The command I use is:

rsync -r -u  -p -t --delete --force --progress \

/data/Australia/ /media/Backup1/Australia/

This will recursively search (-r), updating only files that have changed (-u) preserving permissions (-p) and time stamp (-t). Files that are on the back up drive that no longer exist are removed (–delete), including directories (–force). As it can take a while to run, I print the progress to the screen (–progress).

My system is to backup the data on my office computer regularly (weekly or after getting / processing new data) to external hard drives, which I keep at home. To save having to remember the command I have a shell script (backup.sh) in the root directory of the external hard drives. This system works well for me as I my lab has a NAS drive all the data is stored on and all my scripts are stored separate from the data and backed up a lot more regularly.
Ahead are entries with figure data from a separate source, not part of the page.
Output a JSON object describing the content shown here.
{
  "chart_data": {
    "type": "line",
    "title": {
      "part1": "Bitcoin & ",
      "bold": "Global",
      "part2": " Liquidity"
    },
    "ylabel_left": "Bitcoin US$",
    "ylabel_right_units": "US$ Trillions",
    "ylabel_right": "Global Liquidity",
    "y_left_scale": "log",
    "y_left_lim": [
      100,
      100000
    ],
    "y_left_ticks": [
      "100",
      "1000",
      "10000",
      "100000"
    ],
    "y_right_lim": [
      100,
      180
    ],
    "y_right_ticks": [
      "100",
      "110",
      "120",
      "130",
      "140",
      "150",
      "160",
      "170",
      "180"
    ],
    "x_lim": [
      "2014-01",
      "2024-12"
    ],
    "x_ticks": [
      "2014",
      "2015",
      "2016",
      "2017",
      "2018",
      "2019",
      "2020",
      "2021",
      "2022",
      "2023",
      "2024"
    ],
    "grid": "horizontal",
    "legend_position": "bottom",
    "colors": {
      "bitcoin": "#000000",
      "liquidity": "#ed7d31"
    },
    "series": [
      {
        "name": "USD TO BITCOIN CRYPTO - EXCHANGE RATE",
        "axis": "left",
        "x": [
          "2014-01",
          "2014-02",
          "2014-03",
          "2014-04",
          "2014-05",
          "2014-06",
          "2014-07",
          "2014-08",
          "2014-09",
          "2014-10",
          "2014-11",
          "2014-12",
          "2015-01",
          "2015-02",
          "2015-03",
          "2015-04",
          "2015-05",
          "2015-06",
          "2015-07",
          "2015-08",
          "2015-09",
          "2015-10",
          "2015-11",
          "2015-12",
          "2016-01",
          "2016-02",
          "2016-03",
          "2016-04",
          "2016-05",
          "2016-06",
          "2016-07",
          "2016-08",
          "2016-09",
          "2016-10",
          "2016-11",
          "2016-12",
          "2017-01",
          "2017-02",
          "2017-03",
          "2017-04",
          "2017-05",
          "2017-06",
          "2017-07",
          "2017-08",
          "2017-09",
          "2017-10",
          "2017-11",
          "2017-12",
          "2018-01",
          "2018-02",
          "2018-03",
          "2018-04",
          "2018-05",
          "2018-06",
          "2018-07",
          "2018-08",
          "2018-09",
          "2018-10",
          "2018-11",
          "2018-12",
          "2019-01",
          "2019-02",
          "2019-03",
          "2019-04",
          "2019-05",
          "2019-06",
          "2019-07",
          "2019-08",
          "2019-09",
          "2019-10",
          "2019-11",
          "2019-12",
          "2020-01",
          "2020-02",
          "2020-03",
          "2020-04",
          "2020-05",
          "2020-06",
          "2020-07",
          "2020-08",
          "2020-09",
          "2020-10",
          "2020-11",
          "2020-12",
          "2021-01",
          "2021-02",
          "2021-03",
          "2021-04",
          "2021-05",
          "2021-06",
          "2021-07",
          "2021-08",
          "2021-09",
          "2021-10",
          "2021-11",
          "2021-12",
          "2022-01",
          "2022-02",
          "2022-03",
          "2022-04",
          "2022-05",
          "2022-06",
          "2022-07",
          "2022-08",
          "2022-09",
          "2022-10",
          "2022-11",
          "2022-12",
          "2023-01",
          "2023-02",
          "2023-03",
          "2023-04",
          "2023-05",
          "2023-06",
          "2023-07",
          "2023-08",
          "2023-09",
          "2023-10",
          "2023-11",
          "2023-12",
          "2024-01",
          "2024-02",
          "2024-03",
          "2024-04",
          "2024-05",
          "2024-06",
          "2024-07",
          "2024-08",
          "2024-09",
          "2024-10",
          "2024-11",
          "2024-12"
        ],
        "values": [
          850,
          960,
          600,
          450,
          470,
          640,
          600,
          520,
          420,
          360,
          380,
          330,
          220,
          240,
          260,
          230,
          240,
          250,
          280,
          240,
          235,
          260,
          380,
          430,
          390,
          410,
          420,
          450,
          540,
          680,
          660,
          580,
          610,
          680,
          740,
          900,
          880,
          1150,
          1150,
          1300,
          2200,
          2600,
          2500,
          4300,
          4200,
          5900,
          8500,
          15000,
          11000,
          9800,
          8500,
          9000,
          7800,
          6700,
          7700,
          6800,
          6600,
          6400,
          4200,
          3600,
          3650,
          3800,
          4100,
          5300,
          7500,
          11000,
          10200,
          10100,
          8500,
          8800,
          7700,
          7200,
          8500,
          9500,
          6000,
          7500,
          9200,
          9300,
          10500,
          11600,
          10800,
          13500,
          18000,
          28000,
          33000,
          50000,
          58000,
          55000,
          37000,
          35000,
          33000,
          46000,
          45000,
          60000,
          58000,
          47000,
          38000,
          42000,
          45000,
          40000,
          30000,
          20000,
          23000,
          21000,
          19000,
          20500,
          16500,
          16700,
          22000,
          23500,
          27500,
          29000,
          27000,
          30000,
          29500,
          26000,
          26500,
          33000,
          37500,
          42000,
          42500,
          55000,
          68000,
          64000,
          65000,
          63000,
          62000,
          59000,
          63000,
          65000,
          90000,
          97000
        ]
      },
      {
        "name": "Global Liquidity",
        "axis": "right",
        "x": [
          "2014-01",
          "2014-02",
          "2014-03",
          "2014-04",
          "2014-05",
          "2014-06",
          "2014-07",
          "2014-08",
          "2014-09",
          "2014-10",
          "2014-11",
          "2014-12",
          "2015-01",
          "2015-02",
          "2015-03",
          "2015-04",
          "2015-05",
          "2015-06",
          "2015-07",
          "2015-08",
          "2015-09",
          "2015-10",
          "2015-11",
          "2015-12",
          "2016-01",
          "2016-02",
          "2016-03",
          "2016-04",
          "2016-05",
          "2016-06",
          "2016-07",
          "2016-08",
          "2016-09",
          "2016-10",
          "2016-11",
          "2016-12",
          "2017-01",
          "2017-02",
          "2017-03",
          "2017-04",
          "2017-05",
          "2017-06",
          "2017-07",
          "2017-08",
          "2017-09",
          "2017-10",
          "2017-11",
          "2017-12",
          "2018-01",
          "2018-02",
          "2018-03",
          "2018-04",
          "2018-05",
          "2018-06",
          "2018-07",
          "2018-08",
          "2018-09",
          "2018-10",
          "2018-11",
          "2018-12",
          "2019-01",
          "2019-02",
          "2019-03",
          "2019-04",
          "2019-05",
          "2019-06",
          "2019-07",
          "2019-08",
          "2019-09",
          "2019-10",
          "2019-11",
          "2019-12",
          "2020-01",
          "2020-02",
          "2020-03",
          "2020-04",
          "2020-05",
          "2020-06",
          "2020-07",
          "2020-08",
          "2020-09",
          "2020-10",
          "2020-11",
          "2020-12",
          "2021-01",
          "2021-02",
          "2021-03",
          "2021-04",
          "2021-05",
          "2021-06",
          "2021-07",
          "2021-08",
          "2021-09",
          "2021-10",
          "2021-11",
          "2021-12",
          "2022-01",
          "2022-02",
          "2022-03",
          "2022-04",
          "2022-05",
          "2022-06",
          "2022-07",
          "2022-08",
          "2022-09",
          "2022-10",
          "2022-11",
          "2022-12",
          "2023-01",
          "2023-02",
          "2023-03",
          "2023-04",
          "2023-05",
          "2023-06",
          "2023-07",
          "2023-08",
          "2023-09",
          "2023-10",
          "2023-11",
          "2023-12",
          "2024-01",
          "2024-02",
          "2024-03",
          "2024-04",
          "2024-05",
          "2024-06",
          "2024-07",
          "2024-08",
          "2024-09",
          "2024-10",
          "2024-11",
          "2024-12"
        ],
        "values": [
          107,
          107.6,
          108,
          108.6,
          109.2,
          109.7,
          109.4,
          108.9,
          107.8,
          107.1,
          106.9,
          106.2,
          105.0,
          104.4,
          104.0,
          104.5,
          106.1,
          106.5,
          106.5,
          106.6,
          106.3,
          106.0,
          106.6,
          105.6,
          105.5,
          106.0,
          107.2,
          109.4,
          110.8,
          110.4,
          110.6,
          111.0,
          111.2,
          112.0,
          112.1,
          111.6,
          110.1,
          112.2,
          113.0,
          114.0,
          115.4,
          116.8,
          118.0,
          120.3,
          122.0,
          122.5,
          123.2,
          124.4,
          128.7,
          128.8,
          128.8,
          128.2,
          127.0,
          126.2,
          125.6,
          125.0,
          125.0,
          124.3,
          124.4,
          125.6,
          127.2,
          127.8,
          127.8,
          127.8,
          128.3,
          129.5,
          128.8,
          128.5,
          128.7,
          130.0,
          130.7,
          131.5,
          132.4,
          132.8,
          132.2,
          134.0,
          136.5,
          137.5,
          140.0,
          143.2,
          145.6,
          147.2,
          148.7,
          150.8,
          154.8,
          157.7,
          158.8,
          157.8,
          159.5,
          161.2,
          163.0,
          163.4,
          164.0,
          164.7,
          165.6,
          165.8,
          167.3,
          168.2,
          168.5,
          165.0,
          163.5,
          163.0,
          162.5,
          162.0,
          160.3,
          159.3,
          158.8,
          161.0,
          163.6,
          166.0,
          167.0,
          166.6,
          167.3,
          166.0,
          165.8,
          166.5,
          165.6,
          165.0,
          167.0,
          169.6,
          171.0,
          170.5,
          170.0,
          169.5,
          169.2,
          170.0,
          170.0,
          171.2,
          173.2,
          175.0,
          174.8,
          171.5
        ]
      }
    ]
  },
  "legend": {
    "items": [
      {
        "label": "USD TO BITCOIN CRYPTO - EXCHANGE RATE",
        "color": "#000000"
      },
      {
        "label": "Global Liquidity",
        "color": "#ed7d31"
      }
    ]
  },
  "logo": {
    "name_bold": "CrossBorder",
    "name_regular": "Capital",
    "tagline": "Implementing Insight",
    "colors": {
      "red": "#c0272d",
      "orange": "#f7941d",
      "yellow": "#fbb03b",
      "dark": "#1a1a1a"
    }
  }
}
If you leave your external hard drive connected to your computer you can create a cron job to run your backup script at regular intervals. To create a cron job use:

crontab -e

This will open a text file for editing, the comments (lines beginning with #) explaining the format. To backup up at 4 pm every day, add the following line.

0 16 * * * sh /media/Backup1/backup.sh

Remembering to change path of the backup script. You can change the time (second number) as needed. You can duplicate the line and set a different time to run twice (e.g., in the morning and afternoon).

There are many options for rsync so you can customise the backup to suit your requirements. To see these options type:

rsync --help

As rsync only updates files that have changed and preserves the time stamp, I also use it if I have a folder with lots of large files to copy. Then, if the copy gets interrupted it can be resumed.